Step 7 – Get ready for TAREKS and customs inspections

Before importing batteries or battery-powered products:

  • Make sure your technical file, test reports, SDS and EPR evidence are ready,
  • Verify that labels and markings on shipping units match the legal requirements,
  • Ensure your customs broker understands your product and compliance status.

Think of TAREKS as a gatekeeper: once you pass with a clean compliance record, your life becomes easier; repeated issues create an institutional memory against your company.

Step 8 – Strengthen your logistics and storage procedures

Dangerous goods rules should be reflected in your internal procedures:

  • Incoming and outgoing goods checks (damaged batteries, swollen packs, etc.),
  • Storage conditions (SOC control, temperature, fire separation),
  • Documented handling instructions for warehouse staff,
  • Emergency response plans for smoke, fire or leak events.

Even if you outsource logistics, authorities may still hold you responsible as the producer/importer; make sure your contracts and audits cover these topics.

Battery compliance has an important contractual dimension:

With non-Turkish manufacturers:

  • Who is responsible for KKDİK registrations?
  • Who pays for data and dossier updates?
  • How will you handle inspections or information requests?

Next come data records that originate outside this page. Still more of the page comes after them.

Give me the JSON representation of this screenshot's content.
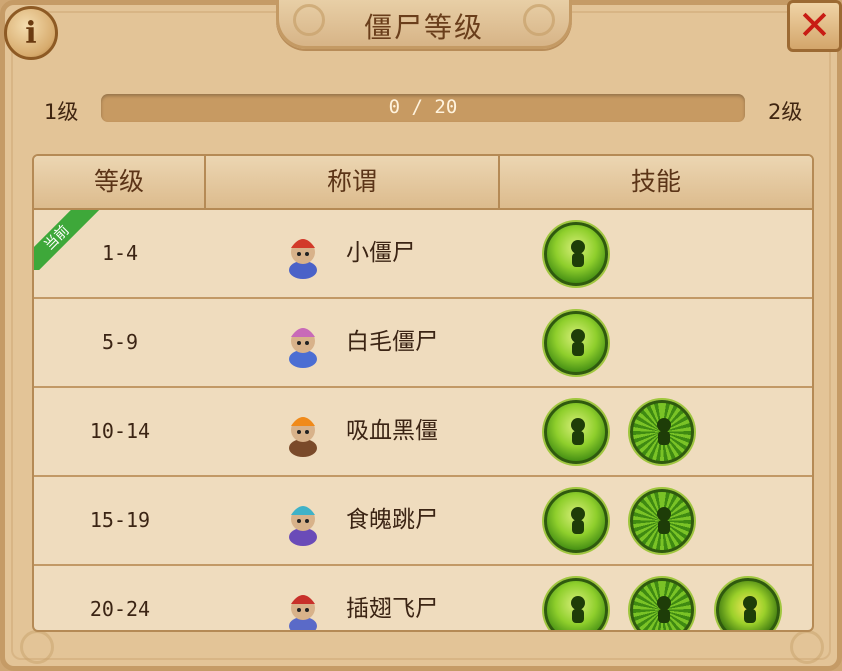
{
  "header": {
    "title": "僵尸等级",
    "info_icon": "info-icon",
    "close_icon": "close-icon"
  },
  "level": {
    "current": "1级",
    "next": "2级",
    "progress_text": "0 / 20",
    "progress": 0.0
  },
  "table": {
    "headers": [
      "等级",
      "称谓",
      "技能"
    ],
    "current_badge": "当前",
    "rows": [
      {
        "range": "1-4",
        "name": "小僵尸",
        "avatar": "zombie-red-hat",
        "skills": [
          "skill-green-sprite"
        ]
      },
      {
        "range": "5-9",
        "name": "白毛僵尸",
        "avatar": "zombie-blue-hair",
        "skills": [
          "skill-green-sprite"
        ]
      },
      {
        "range": "10-14",
        "name": "吸血黑僵",
        "avatar": "zombie-flame-hair",
        "skills": [
          "skill-green-sprite",
          "skill-green-burst"
        ]
      },
      {
        "range": "15-19",
        "name": "食魄跳尸",
        "avatar": "zombie-purple",
        "skills": [
          "skill-green-sprite",
          "skill-green-burst"
        ]
      },
      {
        "range": "20-24",
        "name": "插翅飞尸",
        "avatar": "zombie-winged",
        "skills": [
          "skill-green-sprite",
          "skill-green-burst",
          "skill-green-demon"
        ]
      }
    ]
  },
  "colors": {
    "panel": "#e3c497",
    "bar": "#c79a62",
    "badge": "#3ea83a",
    "close": "#c81c14"
  }
}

With distributors and large customers in Türkiye:

  • Who bears the EPR costs?
  • How do you coordinate recalls or incident communication?
  • What information and documentation must be shared?

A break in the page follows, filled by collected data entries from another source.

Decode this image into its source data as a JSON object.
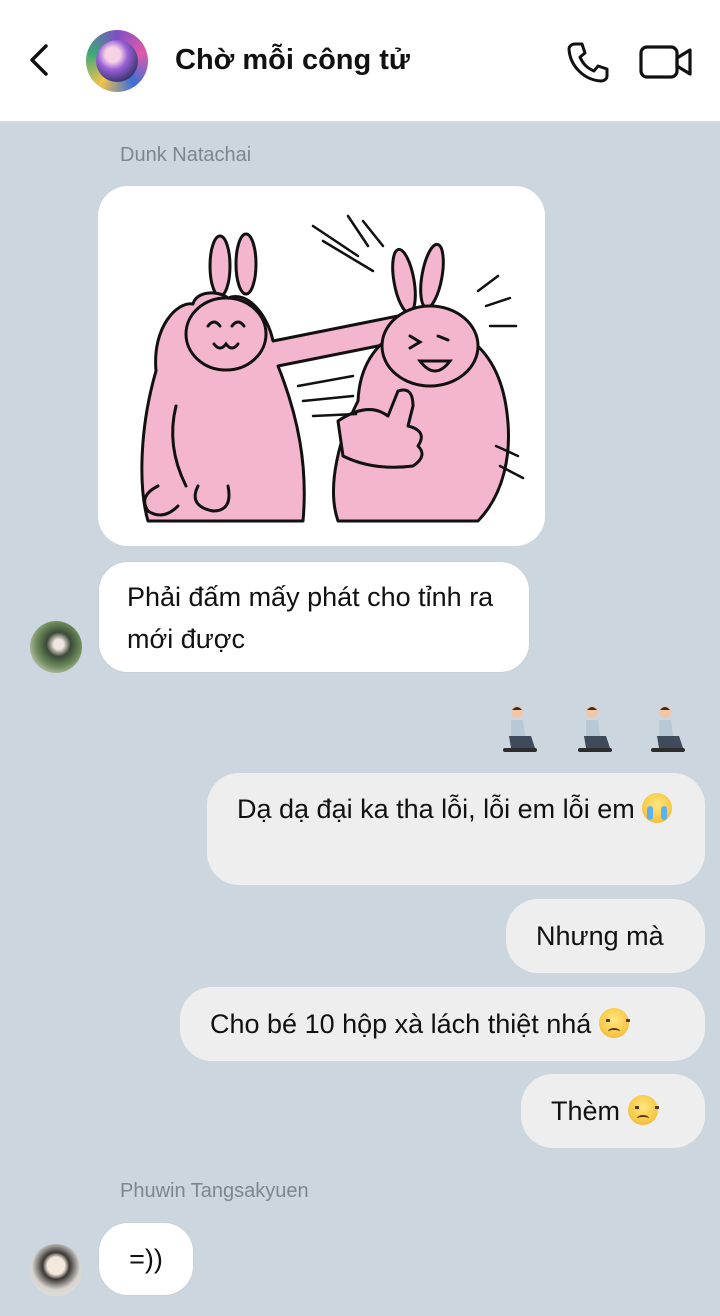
{
  "header": {
    "title": "Chờ mỗi công tử",
    "back_icon": "chevron-left-icon",
    "call_icon": "phone-icon",
    "video_icon": "video-camera-icon"
  },
  "messages": {
    "sender_1": "Dunk Natachai",
    "incoming_text_1": "Phải đấm mấy phát cho tỉnh ra mới được",
    "reaction_emojis": [
      "person-kneeling",
      "person-kneeling",
      "person-kneeling"
    ],
    "outgoing_1": "Dạ dạ đại ka tha lỗi, lỗi em lỗi em",
    "outgoing_2": "Nhưng mà",
    "outgoing_3": "Cho bé 10 hộp xà lách thiệt nhá",
    "outgoing_4": "Thèm",
    "sender_2": "Phuwin Tangsakyuen",
    "incoming_text_2": "=))"
  },
  "colors": {
    "background": "#ccd6de",
    "incoming_bubble": "#ffffff",
    "outgoing_bubble": "#eeeeef",
    "sticker_pink": "#f4b6cf"
  }
}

Strong contracts reduce disputes when something goes wrong and make your compliance model scalable.

Step 10 – Monitor changes and treat compliance as a strategic asset

Finally, set up a simple but robust monitoring system:

Annual review of:

  • EU Batteries Regulation developments,
  • Turkish legislation (environment, product safety, energy, customs),
  • Dangerous goods and fire safety guidance.

Internal actions:

  • Update procedures, templates and training materials,
  • Review supplier contracts and technical files,
  • Integrate compliance requirements into product development and sourcing.

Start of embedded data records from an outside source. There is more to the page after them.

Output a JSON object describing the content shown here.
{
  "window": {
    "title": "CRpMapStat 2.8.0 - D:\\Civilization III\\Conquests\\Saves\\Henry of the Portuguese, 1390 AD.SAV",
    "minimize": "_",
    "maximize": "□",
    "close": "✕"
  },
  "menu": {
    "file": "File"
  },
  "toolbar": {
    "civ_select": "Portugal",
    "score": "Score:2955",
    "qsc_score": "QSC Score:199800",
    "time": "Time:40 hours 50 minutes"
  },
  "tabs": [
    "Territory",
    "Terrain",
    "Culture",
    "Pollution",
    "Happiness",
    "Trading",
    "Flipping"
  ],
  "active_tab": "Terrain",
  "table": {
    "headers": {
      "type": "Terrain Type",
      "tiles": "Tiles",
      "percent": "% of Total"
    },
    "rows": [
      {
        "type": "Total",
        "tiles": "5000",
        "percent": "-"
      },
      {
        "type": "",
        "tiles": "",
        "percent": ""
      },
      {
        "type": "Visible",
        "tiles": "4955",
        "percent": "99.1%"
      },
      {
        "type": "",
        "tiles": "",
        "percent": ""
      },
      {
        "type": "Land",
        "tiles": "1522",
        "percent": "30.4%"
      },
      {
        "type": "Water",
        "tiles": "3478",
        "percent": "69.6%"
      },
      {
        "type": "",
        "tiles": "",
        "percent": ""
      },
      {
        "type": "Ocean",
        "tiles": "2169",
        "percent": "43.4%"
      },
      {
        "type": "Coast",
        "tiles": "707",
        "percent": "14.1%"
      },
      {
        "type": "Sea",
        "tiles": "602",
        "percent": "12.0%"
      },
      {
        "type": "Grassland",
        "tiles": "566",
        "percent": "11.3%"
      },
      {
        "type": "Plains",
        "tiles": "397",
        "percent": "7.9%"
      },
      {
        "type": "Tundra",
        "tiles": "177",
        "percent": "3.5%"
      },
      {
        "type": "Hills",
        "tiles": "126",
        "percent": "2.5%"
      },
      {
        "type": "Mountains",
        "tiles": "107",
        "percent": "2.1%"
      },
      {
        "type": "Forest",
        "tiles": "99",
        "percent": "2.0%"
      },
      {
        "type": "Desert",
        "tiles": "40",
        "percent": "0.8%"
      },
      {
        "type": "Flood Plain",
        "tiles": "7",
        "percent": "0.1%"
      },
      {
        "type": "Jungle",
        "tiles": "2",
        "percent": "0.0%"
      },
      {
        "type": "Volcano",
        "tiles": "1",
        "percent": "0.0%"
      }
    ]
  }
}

Companies that treat battery compliance as a strategic capability will be the ones that can grow sustainably in Türkiye and the EU.

Key takeaways for battery compliance in Türkiye

  • Lithium-ion batteries are covered by a bundle of regulations, not a single law.
  • You must address product safety, chemicals, EPR and transport together, not in separate silos.
  • A simple 10-step roadmap (product mapping, regulatory matrix, technical file, KKDİK/SEA, EPR, TAREKS, logistics, contracts, monitoring) can transform your approach from reactive to proactive.
  • Early alignment with the EU Batteries Regulation and Türkiye's Green Deal agenda will protect market access and create competitive advantage.